Retirement village stocks in NZ are notably cheaper than their previous highs despite announcing positive results.
In my opinion there are a few reasons for this, which I will explore in this article.
Firstly the OCR increases have meant that the Risk Free Cash rate has increased, so sticks need to earn a higher yield to earn their valuation. In layman’s terms, you can get a higher return for your money in the bank, so stocks need to be cheaper to lure you to buy them.
Secondly, inflation has increased building costs, which affects retirement village company’s ability to grow. Again, this negatively affects the stock price.
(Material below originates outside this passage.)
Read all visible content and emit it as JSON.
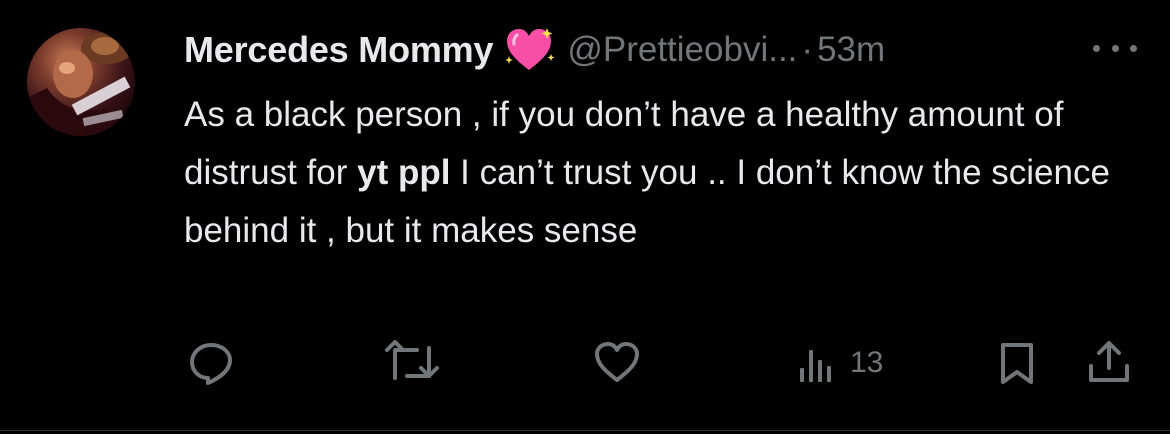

Thirdly increasing OCR increases borrowing rates. This is a problem for what is essentially a property development company. As anyone with experience in the rental property industry knows, the whole thing is built on debt. Borrowing money, acquiring property and selling or renting it out to cover the cost of borrowing, then using the equity in the property assets to borrow more money is the game. Increasing those borrowing costs affects growth rates and more importantly adds business risk.
Lastly (and possibly least importantly), the increasing OCR has increased mortgages, which has decreased the price of houses. This means that retirement village unit’s prices must decrease, meaning revenue could drop. Naturally, this risk causes retirement village stock prices to drop.
With inflation failing to abate, more OCR increases seem likely, which could put further downwards pressure on retirement village stocks.
As usual, I’ll be waiting for the right time to reenter this market, but it doesn’t suit me to do so yet.